Ответ (искать в столовой, где он обедает вместе с Кристиной Роби) Отто и сам бы вспомнил, да как-то вылетело из головы. Он лично санкционировал их совместные трапезы во время шестого урока, и эта схема, слава Аллаху, вроде бы работала. Ладно, на самом деле он понятия не имел, насколько его план оказался эффективным, но обычно Отто докладывали только о том, что не работает, а когда это что-то было инициировано им самим, ему проходу не давали с жалобами и протестами. Но о Джоне Воссе он ничего нового вроде бы не слышал, кроме того, что парень моет посуду в “Имперском гриле”, – сдвиг определенно позитивный. Верно, мальчик по-прежнему не реагирует на вопросы учителей и прочие внешние стимулы, но Отто отметил изменения к лучшему в его внешнем виде. Он стал опрятнее, волосы уже не торчат в разные стороны, а его дешевенькие футболки и джинсы не сочетаются уже не столь дико.
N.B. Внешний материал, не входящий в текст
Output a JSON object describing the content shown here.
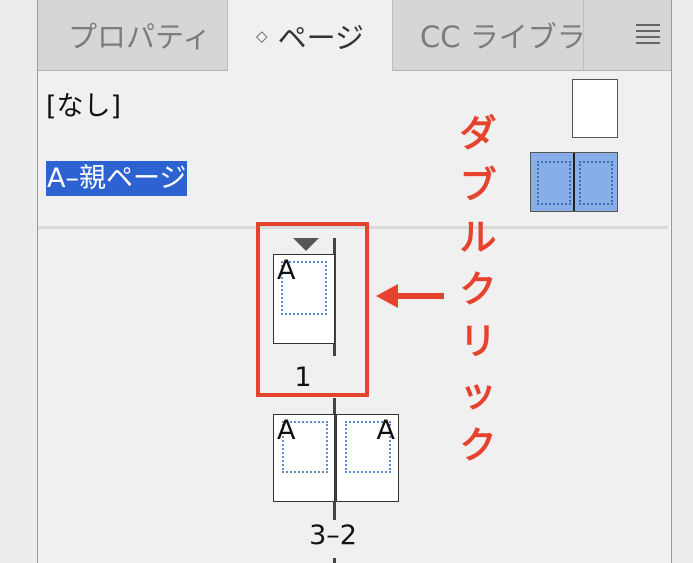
{
  "tabs": [
    {
      "label": "プロパティ",
      "active": false
    },
    {
      "label": "ページ",
      "active": true
    },
    {
      "label": "CC ライブラ",
      "active": false
    }
  ],
  "parents": {
    "none_label": "[なし]",
    "a_parent_label": "A–親ページ",
    "selected": "A–親ページ"
  },
  "pages": {
    "page1": {
      "letter": "A",
      "label": "1"
    },
    "spread": {
      "left_letter": "A",
      "right_letter": "A",
      "label": "3–2"
    }
  },
  "annotation": {
    "chars": [
      "ダ",
      "ブ",
      "ル",
      "ク",
      "リ",
      "ッ",
      "ク"
    ]
  },
  "colors": {
    "accent_red": "#e6432f",
    "selection_blue": "#2d63d1",
    "parent_thumb_fill": "#87aee6",
    "margin_guide": "#5a8fd0"
  },
  "icons": {
    "tab_sort": "up-down-chevron-icon",
    "panel_menu": "hamburger-menu-icon",
    "current_page": "current-page-triangle-icon",
    "arrow": "left-arrow-icon"
  }
}
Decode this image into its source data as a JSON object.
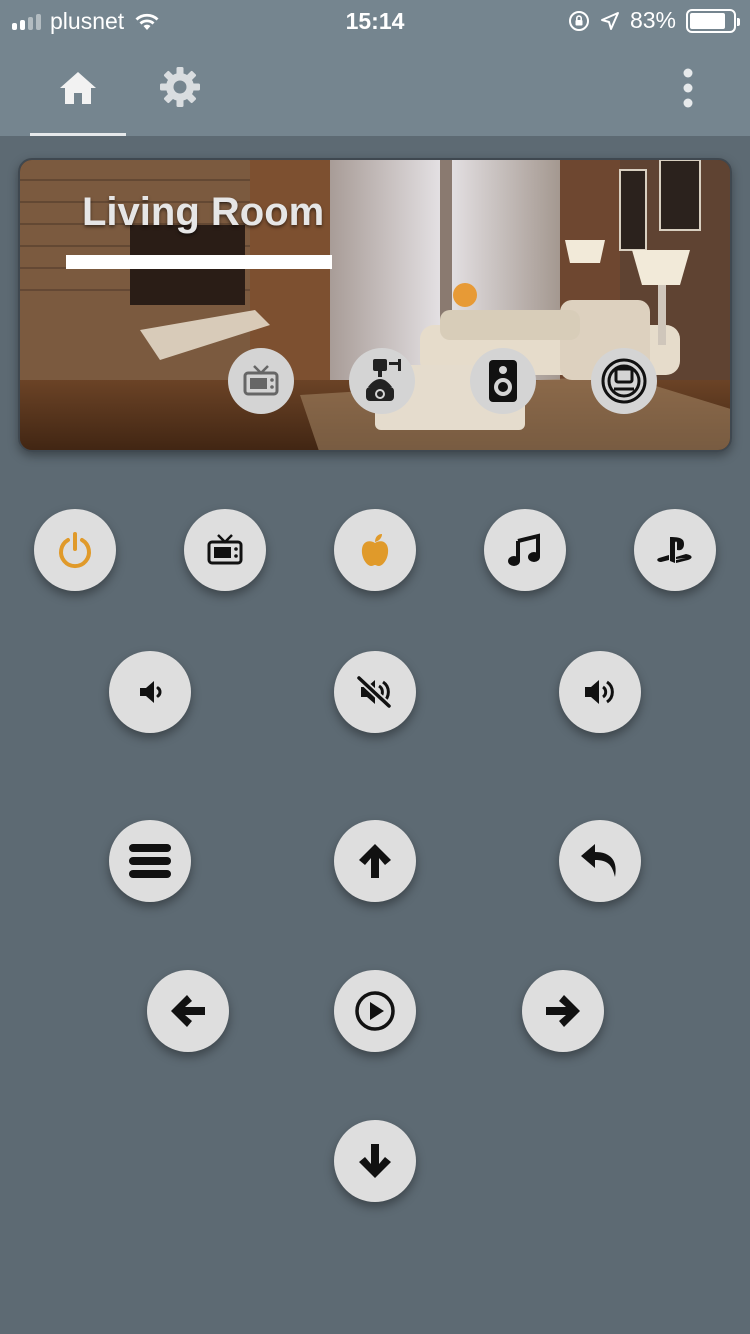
{
  "status_bar": {
    "carrier": "plusnet",
    "time": "15:14",
    "battery_text": "83%",
    "battery_level": 0.83,
    "signal_bars": 4,
    "signal_active": 2
  },
  "nav": {
    "tabs": [
      {
        "icon": "home-icon",
        "active": true
      },
      {
        "icon": "gear-icon",
        "active": false
      }
    ],
    "menu_icon": "more-vertical-icon"
  },
  "room": {
    "title": "Living Room",
    "devices": [
      {
        "icon": "tv-icon"
      },
      {
        "icon": "projector-icon"
      },
      {
        "icon": "speaker-icon"
      },
      {
        "icon": "robot-vacuum-icon"
      }
    ]
  },
  "remote": {
    "sources": [
      {
        "icon": "power-icon",
        "color": "#e09a2a"
      },
      {
        "icon": "tv-icon",
        "color": "#111111"
      },
      {
        "icon": "apple-icon",
        "color": "#e09a2a"
      },
      {
        "icon": "music-icon",
        "color": "#111111"
      },
      {
        "icon": "playstation-icon",
        "color": "#111111"
      }
    ],
    "volume": [
      "volume-down-icon",
      "mute-icon",
      "volume-up-icon"
    ],
    "navigation": [
      "menu-icon",
      "arrow-up-icon",
      "back-icon",
      "arrow-left-icon",
      "play-icon",
      "arrow-right-icon",
      "arrow-down-icon"
    ]
  },
  "colors": {
    "background": "#5d6a73",
    "header": "#75858f",
    "button": "#dedede",
    "accent": "#e09a2a"
  }
}
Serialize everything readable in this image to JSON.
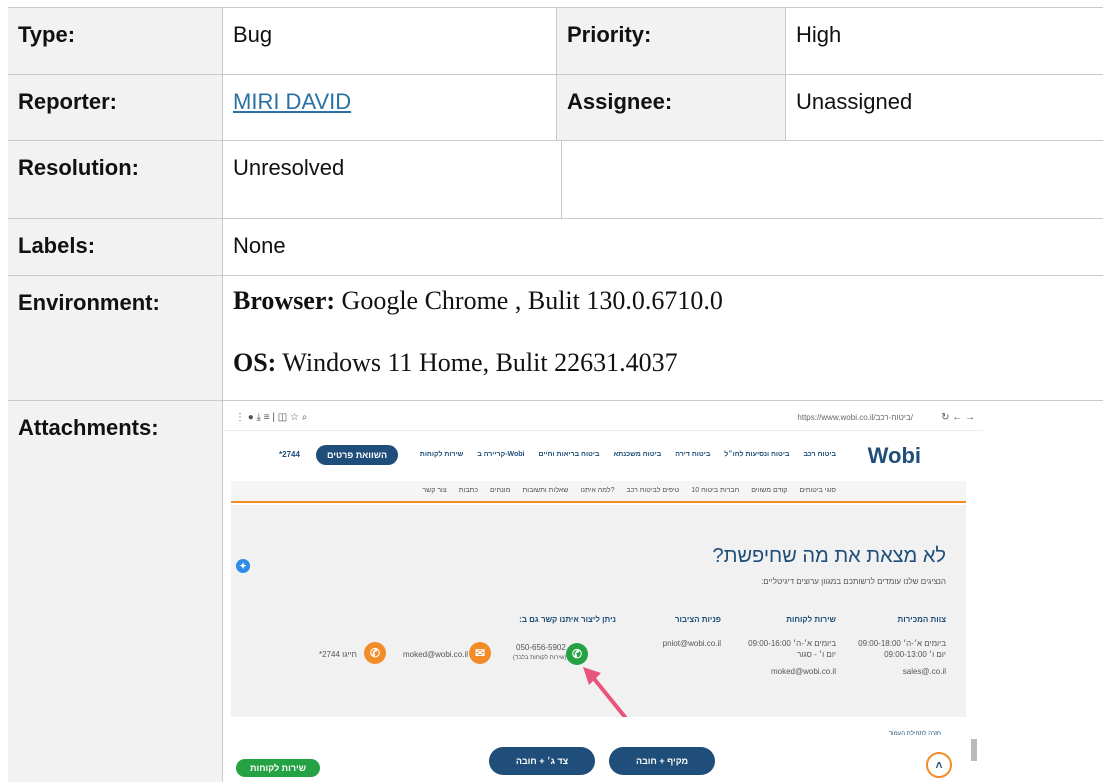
{
  "fields": {
    "type": {
      "label": "Type:",
      "value": "Bug"
    },
    "priority": {
      "label": "Priority:",
      "value": "High"
    },
    "reporter": {
      "label": "Reporter:",
      "value": "MIRI DAVID"
    },
    "assignee": {
      "label": "Assignee:",
      "value": "Unassigned"
    },
    "resolution": {
      "label": "Resolution:",
      "value": "Unresolved"
    },
    "labels": {
      "label": "Labels:",
      "value": "None"
    },
    "environment": {
      "label": "Environment:",
      "browser_key": "Browser:",
      "browser_value": " Google Chrome , Bulit 130.0.6710.0",
      "os_key": "OS:",
      "os_value": " Windows 11 Home, Bulit 22631.4037"
    },
    "attachments": {
      "label": "Attachments:"
    }
  },
  "screenshot": {
    "url": "https://www.wobi.co.il/ביטוח-רכב/",
    "logo": "Wobi",
    "phone": "*2744",
    "cta": "השוואת פרטים",
    "nav_items": [
      "ביטוח רכב",
      "ביטוח ונסיעות לחו״ל",
      "ביטוח דירה",
      "ביטוח משכנתא",
      "ביטוח בריאות וחיים",
      "קריירה ב-Wobi",
      "שירות לקוחות"
    ],
    "sub_items": [
      "סוגי ביטוחים",
      "קודם משווים",
      "10 חברות ביטוח",
      "טיפים לביטוח רכב",
      "למה איתנו?",
      "שאלות ותשובות",
      "מונחים",
      "כתבות",
      "צור קשר"
    ],
    "headline": "לא מצאת את מה שחיפשת?",
    "subhead": "הנציגים שלנו עומדים לרשותכם במגוון ערוצים דיגיטליים:",
    "columns": [
      "צוות המכירות",
      "שירות לקוחות",
      "פניות הציבור",
      "ניתן ליצור איתנו קשר גם ב:"
    ],
    "sales_hours": "ביומים א׳-ה׳ 09:00-18:00",
    "sales_fri": "יום ו׳ 09:00-13:00",
    "sales_mail": "sales@.co.il",
    "service_hours": "ביומים א׳-ה׳ 09:00-16:00",
    "service_fri": "יום ו׳ - סגור",
    "service_mail": "moked@wobi.co.il",
    "public_mail": "pniot@wobi.co.il",
    "whatsapp_phone": "050-656-5902",
    "whatsapp_note": "(שירות לקוחות בלבד)",
    "email_contact": "moked@wobi.co.il",
    "phone_contact": "*2744 חייגו",
    "footer_btn1": "מקיף + חובה",
    "footer_btn2": "צד ג׳ + חובה",
    "service_btn": "שירות לקוחות",
    "back_to_top": "חזרה לתחילת העמוד",
    "colors": {
      "navy": "#1e4e79",
      "orange": "#f28c28",
      "green": "#25a244",
      "arrow": "#e8547a"
    }
  }
}
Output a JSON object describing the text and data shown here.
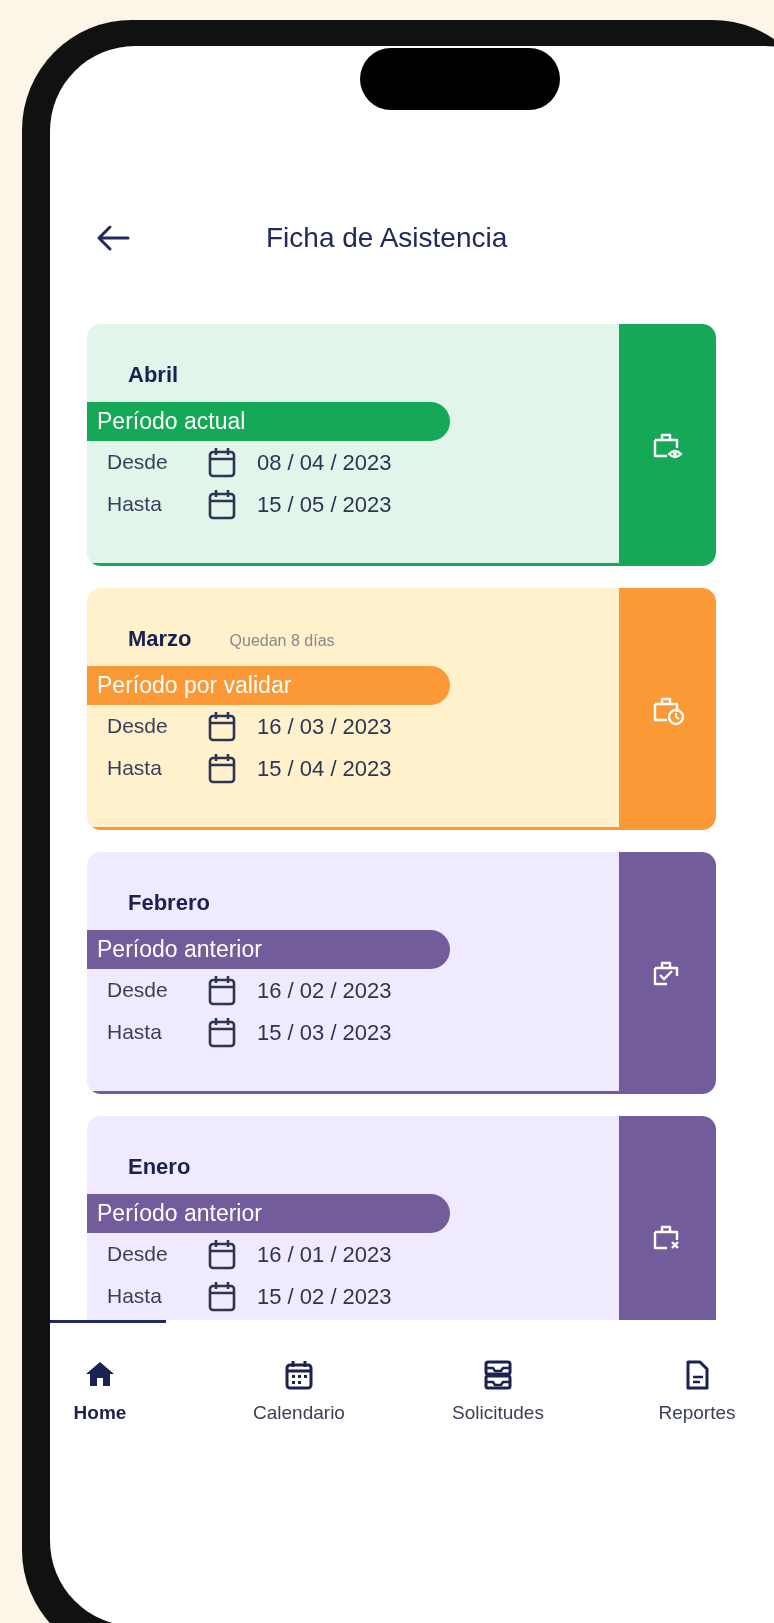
{
  "header": {
    "title": "Ficha de Asistencia"
  },
  "periods": [
    {
      "kind": "current",
      "month": "Abril",
      "status": "Período actual",
      "rows": [
        {
          "label": "Desde",
          "date": "08 / 04 / 2023"
        },
        {
          "label": "Hasta",
          "date": "15 / 05 / 2023"
        }
      ]
    },
    {
      "kind": "pending",
      "month": "Marzo",
      "note": "Quedan 8 días",
      "status": "Período por validar",
      "rows": [
        {
          "label": "Desde",
          "date": "16 / 03 / 2023"
        },
        {
          "label": "Hasta",
          "date": "15 / 04 / 2023"
        }
      ]
    },
    {
      "kind": "validated",
      "month": "Febrero",
      "status": "Período anterior",
      "rows": [
        {
          "label": "Desde",
          "date": "16 / 02 / 2023"
        },
        {
          "label": "Hasta",
          "date": "15 / 03 / 2023"
        }
      ]
    },
    {
      "kind": "rejected",
      "month": "Enero",
      "status": "Período anterior",
      "rows": [
        {
          "label": "Desde",
          "date": "16 / 01 / 2023"
        },
        {
          "label": "Hasta",
          "date": "15 / 02 / 2023"
        }
      ]
    }
  ],
  "bottom_nav": [
    {
      "kind": "home",
      "label": "Home",
      "selected": true
    },
    {
      "kind": "calendar",
      "label": "Calendario",
      "selected": false
    },
    {
      "kind": "inbox",
      "label": "Solicitudes",
      "selected": false
    },
    {
      "kind": "report",
      "label": "Reportes",
      "selected": false
    }
  ]
}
Не влюбился ли он в Кристину Роби? Отто полагал, что так оно и есть. Связь между пылким увлечением и личной гигиеной давно установлена, и Отто помнил, как сам начал регулярно мыться, когда в десятом классе влюбился в прекрасную Шарлин Гардинер. Так почему подобному не случиться с Джоном Воссом? Они работают вместе. Их рисунки отобрали для городской выставки. Обедают вдвоем. Не способствовало ли все это формированию романтического всплеска в сознании парнишки, пусть и оставшегося в иных отношениях коматозным?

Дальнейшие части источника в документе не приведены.